'' the girl with the plums''-
Lá estava ela, sozinha e intocada pelas ruas estreitas e escuras de Paris. Havia acabado de roubar algumas porções de cereja da venda do Sr. Gremal, mas precisava fazê-lo, a não ser que quisesse morrer de fome. Encolhida e apoiada em uma das paredes sujas da rua sem saída, entre os ratos e baratas, a garota devorava as cerejas sem se importar com as leis de higiene que nem sequer existiam em pleno século XVIII na classe mais miserável da França.
Tinha seus 15 ou 16 anos, e a imundice ocultava sua beleza delicada, como seus cachos ruivos grudados no suor de sua pele. Entre seus prazeres e paladares, a garota sentiu um estrondo abafado no fim de uma das ruas interligadas a aonde se encontrava. Algo a puxava para aquela direção; alguma força... ''algo'' a guiava para a tal ruazinha praticamente sem iluminação.
Enfeitiçada pelo mistério e magia que a levava a seguir 'algo' ou 'alguém', a garota deixou cair as cerejas no chão e seguiu a tentação.
Fechou os olhos para que seus sentidos se aguçassem e a levasse a descobrir o que estava seguindo naquele labirinto de escuridão Parisiense.
Sentira uma singela iluminação esquentar sua face, percebeu o alargamento das ruas, e o odor de esterco e mijo foram substituídos pelo suave aroma das flores que fora se aguçando conforme a garota caminhava lentamente.

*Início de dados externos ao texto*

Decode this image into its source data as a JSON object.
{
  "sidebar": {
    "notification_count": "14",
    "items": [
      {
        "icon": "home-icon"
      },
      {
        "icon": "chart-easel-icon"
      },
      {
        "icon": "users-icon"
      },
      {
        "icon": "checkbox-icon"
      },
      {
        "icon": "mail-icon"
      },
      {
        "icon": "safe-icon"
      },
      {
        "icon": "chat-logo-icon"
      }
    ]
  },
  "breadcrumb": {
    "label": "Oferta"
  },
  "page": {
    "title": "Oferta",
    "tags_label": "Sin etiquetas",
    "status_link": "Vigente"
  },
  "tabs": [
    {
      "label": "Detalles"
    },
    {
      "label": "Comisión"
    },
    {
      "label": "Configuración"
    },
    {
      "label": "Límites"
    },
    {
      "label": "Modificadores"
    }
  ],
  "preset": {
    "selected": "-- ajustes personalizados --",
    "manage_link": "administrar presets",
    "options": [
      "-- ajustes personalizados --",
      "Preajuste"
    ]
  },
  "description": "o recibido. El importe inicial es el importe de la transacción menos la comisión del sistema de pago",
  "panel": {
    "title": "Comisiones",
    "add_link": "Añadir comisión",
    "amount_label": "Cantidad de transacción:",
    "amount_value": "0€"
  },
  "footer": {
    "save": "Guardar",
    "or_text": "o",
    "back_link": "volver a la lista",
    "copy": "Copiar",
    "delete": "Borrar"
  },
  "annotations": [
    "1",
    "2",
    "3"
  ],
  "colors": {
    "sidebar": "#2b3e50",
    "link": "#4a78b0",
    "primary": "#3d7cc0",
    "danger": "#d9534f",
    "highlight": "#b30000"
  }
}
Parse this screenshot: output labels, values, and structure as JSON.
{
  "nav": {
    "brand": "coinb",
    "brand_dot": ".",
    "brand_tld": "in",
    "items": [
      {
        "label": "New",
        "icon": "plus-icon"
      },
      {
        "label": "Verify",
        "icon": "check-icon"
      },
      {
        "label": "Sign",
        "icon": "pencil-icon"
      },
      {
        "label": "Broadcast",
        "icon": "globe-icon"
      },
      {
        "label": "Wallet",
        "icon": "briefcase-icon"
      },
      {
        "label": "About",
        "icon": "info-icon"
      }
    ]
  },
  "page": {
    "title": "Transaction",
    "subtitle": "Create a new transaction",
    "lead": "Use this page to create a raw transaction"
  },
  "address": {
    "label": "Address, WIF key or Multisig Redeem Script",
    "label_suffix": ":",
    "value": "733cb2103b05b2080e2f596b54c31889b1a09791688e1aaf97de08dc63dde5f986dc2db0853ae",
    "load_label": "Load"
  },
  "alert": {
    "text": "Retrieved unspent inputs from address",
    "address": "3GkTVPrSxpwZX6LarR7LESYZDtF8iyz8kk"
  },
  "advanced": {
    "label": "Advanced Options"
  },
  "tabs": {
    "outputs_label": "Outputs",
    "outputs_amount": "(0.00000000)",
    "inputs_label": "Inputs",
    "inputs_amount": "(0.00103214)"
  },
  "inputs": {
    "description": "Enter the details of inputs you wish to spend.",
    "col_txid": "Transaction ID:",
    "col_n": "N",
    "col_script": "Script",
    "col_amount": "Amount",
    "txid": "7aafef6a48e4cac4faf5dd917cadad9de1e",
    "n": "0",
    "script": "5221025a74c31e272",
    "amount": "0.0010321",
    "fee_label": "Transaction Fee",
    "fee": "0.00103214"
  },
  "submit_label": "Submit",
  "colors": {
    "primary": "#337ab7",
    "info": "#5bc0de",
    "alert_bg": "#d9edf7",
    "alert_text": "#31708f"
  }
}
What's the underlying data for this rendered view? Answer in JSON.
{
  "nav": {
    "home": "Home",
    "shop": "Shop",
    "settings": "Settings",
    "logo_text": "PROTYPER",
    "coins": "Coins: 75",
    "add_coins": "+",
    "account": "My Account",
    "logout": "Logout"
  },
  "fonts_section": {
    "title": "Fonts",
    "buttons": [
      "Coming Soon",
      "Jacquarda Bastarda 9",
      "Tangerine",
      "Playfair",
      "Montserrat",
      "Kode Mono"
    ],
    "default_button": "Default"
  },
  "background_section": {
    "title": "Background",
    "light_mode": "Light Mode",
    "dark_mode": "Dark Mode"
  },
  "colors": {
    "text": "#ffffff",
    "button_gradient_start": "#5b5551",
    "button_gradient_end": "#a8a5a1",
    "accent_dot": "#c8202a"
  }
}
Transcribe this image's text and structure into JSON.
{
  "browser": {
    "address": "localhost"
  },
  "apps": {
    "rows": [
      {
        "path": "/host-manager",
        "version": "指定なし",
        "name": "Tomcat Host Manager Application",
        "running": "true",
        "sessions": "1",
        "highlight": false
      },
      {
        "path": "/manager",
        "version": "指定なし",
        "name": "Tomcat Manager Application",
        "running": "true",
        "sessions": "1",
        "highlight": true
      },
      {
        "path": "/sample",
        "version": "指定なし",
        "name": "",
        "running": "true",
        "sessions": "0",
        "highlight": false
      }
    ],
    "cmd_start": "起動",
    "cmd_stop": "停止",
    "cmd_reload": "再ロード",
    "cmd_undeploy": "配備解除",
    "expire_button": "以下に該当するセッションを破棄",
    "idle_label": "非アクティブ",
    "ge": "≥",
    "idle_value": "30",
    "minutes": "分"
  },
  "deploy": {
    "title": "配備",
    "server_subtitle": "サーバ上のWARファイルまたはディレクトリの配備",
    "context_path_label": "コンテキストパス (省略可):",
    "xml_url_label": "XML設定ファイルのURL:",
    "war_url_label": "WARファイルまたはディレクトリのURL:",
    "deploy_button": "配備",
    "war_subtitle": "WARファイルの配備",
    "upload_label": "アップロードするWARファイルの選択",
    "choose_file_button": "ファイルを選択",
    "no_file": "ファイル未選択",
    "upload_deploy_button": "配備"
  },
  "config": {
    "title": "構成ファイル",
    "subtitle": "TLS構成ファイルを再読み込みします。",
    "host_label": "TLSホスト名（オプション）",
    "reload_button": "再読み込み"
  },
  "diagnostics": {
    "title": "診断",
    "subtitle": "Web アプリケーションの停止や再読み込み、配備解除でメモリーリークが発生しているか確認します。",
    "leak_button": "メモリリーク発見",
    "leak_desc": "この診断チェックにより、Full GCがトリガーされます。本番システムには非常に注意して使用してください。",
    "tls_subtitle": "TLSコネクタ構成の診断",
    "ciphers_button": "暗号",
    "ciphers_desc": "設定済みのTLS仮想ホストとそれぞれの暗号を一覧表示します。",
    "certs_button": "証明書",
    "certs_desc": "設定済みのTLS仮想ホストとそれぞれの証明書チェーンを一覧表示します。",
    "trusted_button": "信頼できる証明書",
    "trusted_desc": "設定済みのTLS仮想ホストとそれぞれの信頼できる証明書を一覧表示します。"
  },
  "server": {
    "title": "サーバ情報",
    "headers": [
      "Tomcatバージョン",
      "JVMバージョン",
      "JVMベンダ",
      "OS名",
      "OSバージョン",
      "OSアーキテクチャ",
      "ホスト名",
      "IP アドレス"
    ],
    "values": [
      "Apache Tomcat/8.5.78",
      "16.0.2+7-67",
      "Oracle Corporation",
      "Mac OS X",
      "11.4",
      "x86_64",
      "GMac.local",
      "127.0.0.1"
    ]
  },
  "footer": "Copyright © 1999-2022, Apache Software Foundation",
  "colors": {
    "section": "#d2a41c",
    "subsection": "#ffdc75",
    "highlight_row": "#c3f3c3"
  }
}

E lá estava ele. O rapaz, com seu um de setenta e cinco de altura, cabelos escuros, sobretudo e botas pretas, observava concentrado a vitrine de uma loja de perfumes. A garota, paralisada e com a visão ofuscada pela beleza de tal ser, caminhou até ele, e com os olhos brilhantes de lágrimas segurou as mãos dos rapaz.
Assustado pela ação repentina, retirou suas mãos dela e a olhou desconfiada, mas sem deixar perceber a beleza da garota. Sem retirar seus olhos dos dele, novamente ela segurou suas mãos como se fosse guardá-las em um pequeno casulo de proteção - cuja sensação, ela nunca experimentara -.
E o beijou. Enfeitiçado, o rapaz não fez nada. Apenas correspondeu o sentimento da garota, que nunca em sua vida fora tocada. Tudo parou. Nenhum dos dois ouviu ou viu nada acontecer pela rua. A atmosfera do local ficara fria e apaixonante. Até que o rapaz ficou gelado, imóvel e duro feito pedra. Ela abriu os olhos, e deu de cara com os dele, porém ofuscados e sem vida. E distanciando- o de seu rosto, viu o fio de sangue escorrer pela boca do rapaz. Ele não falava ou respirava, e não emitia um sinal sequer de vida. Ele ficara pesado de repente e a garota suportou o peso do homem em cima de si. O sustentou pelos ombros e pescoço até ficar ajoelhada no chão, com o corpo do homem estendido e sua cabeça em seu colo. Toda a magia do momento fora destruída bruscamente pelo pavor e pela dúvida do que teria acontecido. Fora apenas um beijo. Um beijo que fizera um fio de sangue escorrer pela boca do rapaz, e fizera seu coração parar de bater para sempre.Com os olhos debulhados em lágrimas, ela o deixou estendido pelo chão, observando em choque a expressão fria e sem vida de seu rosto.
Um velho Senhor abriu a porta de sua loja de perfumes e ao sair, viu o rapaz estendido no chão e logo depois, a garota olhando para as próprias mãos, arrependida e com os olhos vermelhos: '' Assassina!'' - gritou o perfumista -. Em pouco tempo o local se encheu de pessoas curiosas a ver quem fizera aquilo com o pobre homem, enquanto a garota, assustada, correu para longe dali , até encontrar um beco escuro onde passou a noite. Chorando encolhida e sozinha.